Mas a principal novidade deste ano foi o anúncio do prefeito Sergio Vidigal sobre as intenções de construir uma terceira via ligando Serra a Vitória, paralela à Norte Sul, iniciando no litoral sul, na região de Carapebus, passando por dentro do Complexo de Tubarão e terminando no litoral norte da capital. Esse é um projeto discutido há anos, mas que nunca antes reuniu condições para sua execução. Desta vez, Vidigal revelou estar em conversas avançadas com a mineradora Vale para que as áreas do traçado da nova rodovia sejam doadas ao município. Já existe um pré-projeto, e o processo de licitações deve começar em breve. Esse investimento pode reconectar o litoral sul da Serra com Vitória, região que ficou isolada desde os anos 1960 com o início da construção do Porto de Tubarão. Há expectativa de que aconteça um fenômeno similar ao registrado na região da Praia da Costa, em Vila Velha, que, após a inauguração da Terceira Ponte, experimentou um boom imobiliário.

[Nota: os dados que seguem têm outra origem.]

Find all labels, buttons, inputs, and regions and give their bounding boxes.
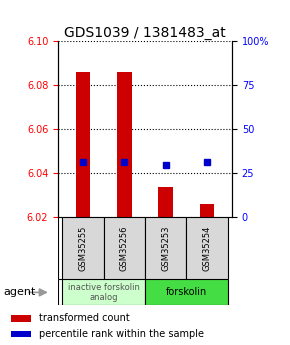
Text: GSM35256: GSM35256 [120,226,129,271]
Bar [11,315,30,322]
Text: inactive forskolin
analog: inactive forskolin analog [68,283,139,302]
Bar [117,72,132,217]
Text: GSM35254: GSM35254 [203,226,212,271]
Text: forskolin: forskolin [166,287,207,297]
Bar [200,204,214,217]
Text: GSM35255: GSM35255 [78,226,87,271]
Bar [104,217,145,279]
Bar [145,279,228,305]
Title: GDS1039 / 1381483_at: GDS1039 / 1381483_at [64,26,226,40]
Text: percentile rank within the sample: percentile rank within the sample [39,329,204,339]
Bar [76,72,90,217]
Bar [62,279,145,305]
Text: transformed count: transformed count [39,314,129,323]
Bar [158,187,173,217]
Bar [62,217,104,279]
Text: GSM35253: GSM35253 [161,226,170,271]
Bar [11,331,30,337]
Text: agent: agent [3,287,35,297]
Bar [186,217,228,279]
Bar [145,217,186,279]
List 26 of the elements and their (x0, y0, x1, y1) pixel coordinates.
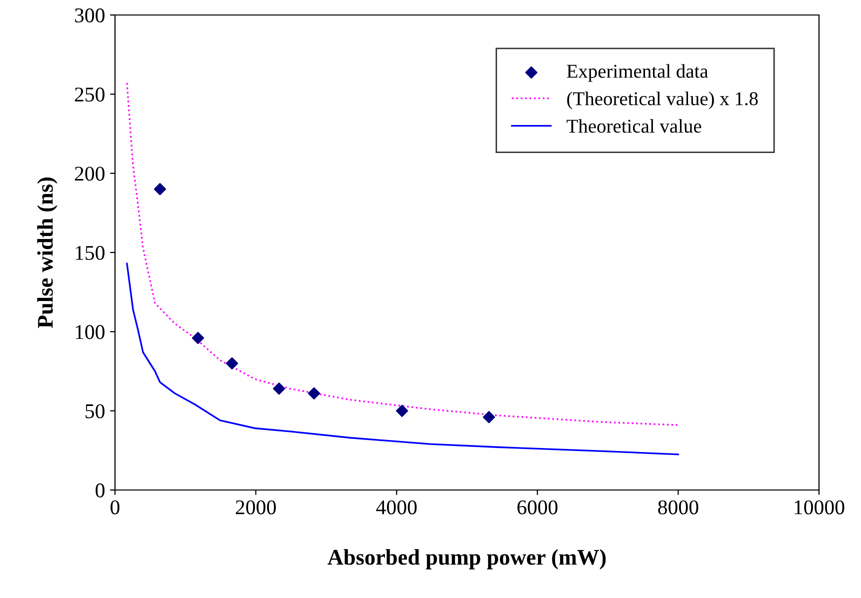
x-tick-label: 8000 (658, 500, 698, 514)
legend-label: Experimental data (566, 64, 708, 82)
y-tick-label: 100 (76, 325, 104, 340)
y-tick-label: 0 (96, 483, 104, 498)
line-series (126, 262, 680, 456)
x-tick-label: 2000 (236, 500, 276, 514)
legend-label: Theoretical value (566, 119, 702, 133)
point (154, 183, 166, 196)
y-tick-label: 200 (74, 166, 104, 181)
y-tick-label: 150 (76, 246, 104, 260)
point (272, 382, 286, 395)
point (308, 387, 320, 400)
x-tick-label: 6000 (517, 500, 558, 514)
point (226, 357, 238, 370)
point (396, 404, 408, 417)
x-axis-title: Absorbed pump power (mW) (328, 549, 606, 570)
y-tick-label: 50 (86, 404, 104, 418)
point (482, 411, 496, 424)
legend-label: (Theoretical value) x 1.8 (567, 92, 758, 110)
y-tick-label: 300 (75, 8, 104, 22)
x-tick-label: 10000 (794, 500, 844, 514)
y-axis-title: Pulse width (ns) (37, 178, 58, 328)
x-tick-label: 4000 (376, 500, 417, 514)
x-tick-label: 0 (110, 500, 120, 514)
point (192, 332, 204, 344)
y-tick-label: 250 (74, 88, 104, 102)
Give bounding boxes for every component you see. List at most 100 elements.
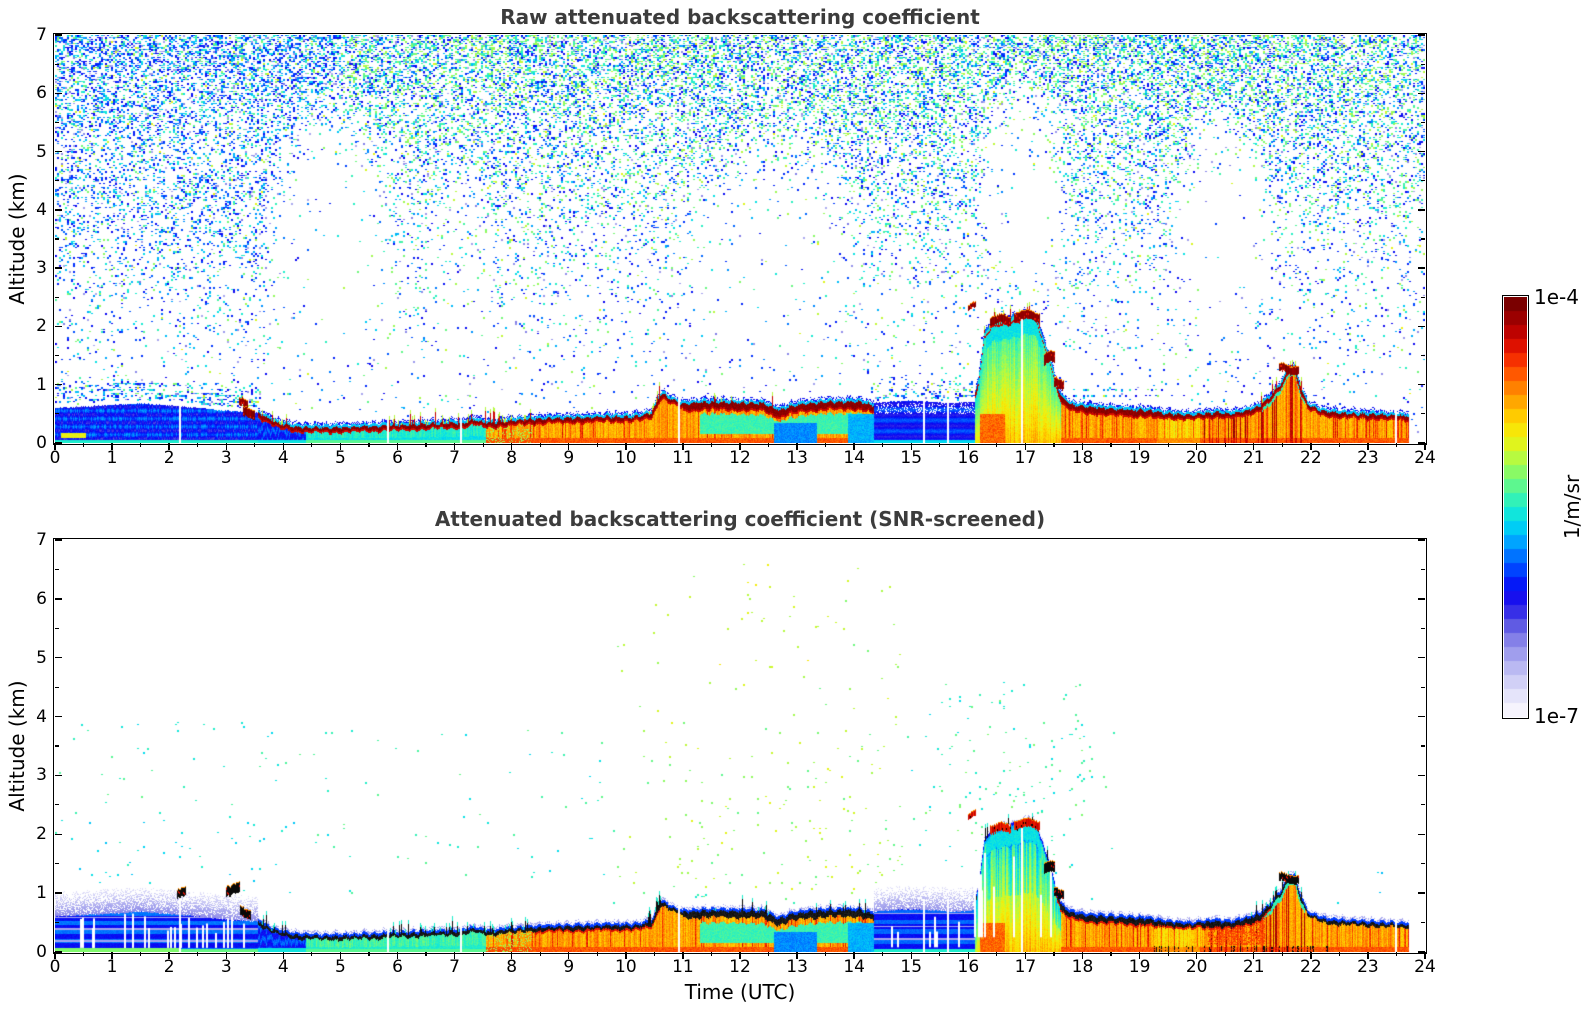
x-minor-tick — [140, 952, 142, 956]
x-tick — [1424, 952, 1426, 959]
x-tick-label: 21 — [1242, 448, 1265, 468]
y-tick — [55, 715, 62, 718]
x-tick-label: 11 — [672, 448, 694, 468]
x-tick — [339, 443, 342, 450]
y-tick-right — [1418, 657, 1425, 659]
y-tick-right — [1418, 774, 1425, 777]
x-minor-tick — [825, 952, 827, 956]
x-minor-tick — [767, 952, 770, 956]
x-minor-tick — [1167, 952, 1169, 956]
y-tick-right — [1418, 209, 1425, 211]
x-minor-tick — [482, 443, 484, 447]
y-minor-tick — [55, 180, 59, 182]
y-tick-right — [1418, 442, 1425, 444]
y-minor-tick-right — [1421, 686, 1425, 688]
y-tick — [55, 774, 62, 777]
x-tick — [682, 952, 684, 959]
x-minor-tick — [1395, 952, 1398, 956]
y-tick — [55, 209, 62, 211]
y-minor-tick-right — [1421, 413, 1425, 415]
y-tick-label: 0 — [36, 433, 47, 453]
x-tick — [568, 443, 570, 450]
x-tick-label: 24 — [1414, 448, 1436, 468]
x-tick-label: 6 — [392, 957, 403, 977]
screened-heatmap-canvas — [55, 540, 1425, 952]
x-tick-label: 7 — [449, 957, 460, 977]
x-tick — [168, 952, 170, 959]
x-minor-tick — [653, 443, 655, 447]
x-minor-tick — [254, 952, 256, 956]
y-minor-tick-right — [1421, 804, 1425, 806]
y-minor-tick — [55, 354, 59, 357]
y-tick-right — [1418, 715, 1425, 718]
x-tick — [1310, 443, 1312, 450]
x-tick-label: 2 — [163, 448, 175, 468]
y-minor-tick — [55, 413, 59, 415]
x-minor-tick — [939, 952, 941, 956]
x-tick-label: 1 — [106, 448, 118, 468]
x-tick — [453, 952, 456, 959]
x-tick-label: 16 — [957, 448, 980, 468]
raw-heatmap-canvas — [55, 35, 1425, 443]
x-minor-tick — [653, 952, 655, 956]
x-tick-label: 12 — [729, 957, 751, 977]
y-tick-label: 3 — [36, 258, 47, 279]
y-minor-tick — [55, 121, 59, 124]
y-tick-label: 4 — [36, 706, 47, 727]
x-tick — [225, 952, 227, 959]
y-tick — [55, 267, 62, 269]
x-tick — [967, 952, 970, 959]
y-minor-tick — [55, 238, 59, 240]
x-minor-tick — [425, 443, 427, 447]
x-tick — [111, 952, 113, 959]
y-tick-right — [1418, 34, 1425, 36]
x-tick-label: 9 — [563, 448, 575, 468]
x-tick-label: 0 — [49, 448, 61, 468]
y-minor-tick — [55, 863, 59, 865]
colorbar-unit-label: 1/m/sr — [1560, 474, 1584, 540]
x-tick-label: 0 — [49, 957, 61, 977]
x-minor-tick — [1224, 443, 1226, 447]
x-tick-label: 15 — [900, 957, 923, 977]
x-tick-label: 20 — [1185, 448, 1208, 468]
x-tick-label: 19 — [1128, 448, 1151, 468]
x-tick — [1081, 952, 1084, 959]
x-tick-label: 2 — [163, 957, 175, 977]
y-tick — [55, 150, 62, 153]
x-tick-label: 6 — [392, 448, 403, 468]
x-tick — [1024, 443, 1027, 450]
x-minor-tick — [311, 443, 313, 447]
x-minor-tick — [996, 443, 998, 447]
y-minor-tick — [55, 568, 59, 571]
x-tick — [510, 952, 513, 959]
x-minor-tick — [82, 952, 85, 956]
panel1-title: Raw attenuated backscattering coefficien… — [500, 5, 980, 29]
x-minor-tick — [710, 952, 713, 956]
y-tick-right — [1418, 892, 1425, 894]
x-minor-tick — [140, 443, 142, 447]
y-tick-label: 5 — [36, 647, 47, 668]
x-tick-label: 24 — [1414, 957, 1436, 977]
x-tick — [853, 952, 855, 959]
y-minor-tick-right — [1421, 121, 1425, 124]
x-minor-tick — [1281, 952, 1283, 956]
x-tick — [111, 443, 113, 450]
x-tick-label: 22 — [1300, 957, 1322, 977]
x-tick-label: 23 — [1357, 957, 1379, 977]
x-tick — [282, 952, 285, 959]
x-tick-label: 3 — [220, 448, 232, 468]
x-minor-tick — [482, 952, 484, 956]
x-tick — [396, 443, 399, 450]
x-minor-tick — [596, 443, 598, 447]
x-minor-tick — [1053, 952, 1055, 956]
x-tick-label: 1 — [106, 957, 118, 977]
x-tick — [625, 443, 627, 450]
x-tick — [967, 443, 970, 450]
x-tick — [1081, 443, 1084, 450]
y-minor-tick-right — [1421, 921, 1425, 924]
y-tick-right — [1418, 325, 1425, 328]
x-tick — [1138, 952, 1141, 959]
y-minor-tick-right — [1421, 63, 1425, 65]
x-minor-tick — [1338, 443, 1340, 447]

Por fim, há outros projetos em andamento, como a duplicação da Avenida do Civit I (obra já contratada), que devem contribuir para a redução dos gargalos urbanos. Todos esses investimentos, uma vez concretizados, podem não apenas representar o terceiro ciclo rodoviário da Serra, mas também o maior deles. Na prática, são novas oportunidades que se avizinham, e se o poder público souber gerir e aproveitar esses novos ou aprimorados vetores de desenvolvimento, a Serra pode estar na iminência de outro surto imobiliário e de novos negócios impulsionando a economia local.
O crescimento econômico da Serra não é apenas importante, mas fundamentalmente necessário, considerando o contínuo crescimento populacional da cidade. Assim, a arrecadação precisa acompanhar esse ritmo para evitar o retorno de déficits públicos já superados. Para se ter uma ideia, entre os Censos Demográficos de 2010 e 2022, a Serra cresceu mais de 100 mil habitantes, um aumento de 24% em pouco mais de dez anos. A Serra foi a 12ª cidade brasileira com maior expansão populacional no período. Esse crescimento continua atraindo moradores com grande dependência por serviços públicos, o que torna o desenvolvimento econômico uma obrigação para o município, pois naturalmente isso gera retorno orçamentário, e se tratando de investimentos em infraestrutura rodoviária é um benefício de que vai se perpetuar por muitas décadas.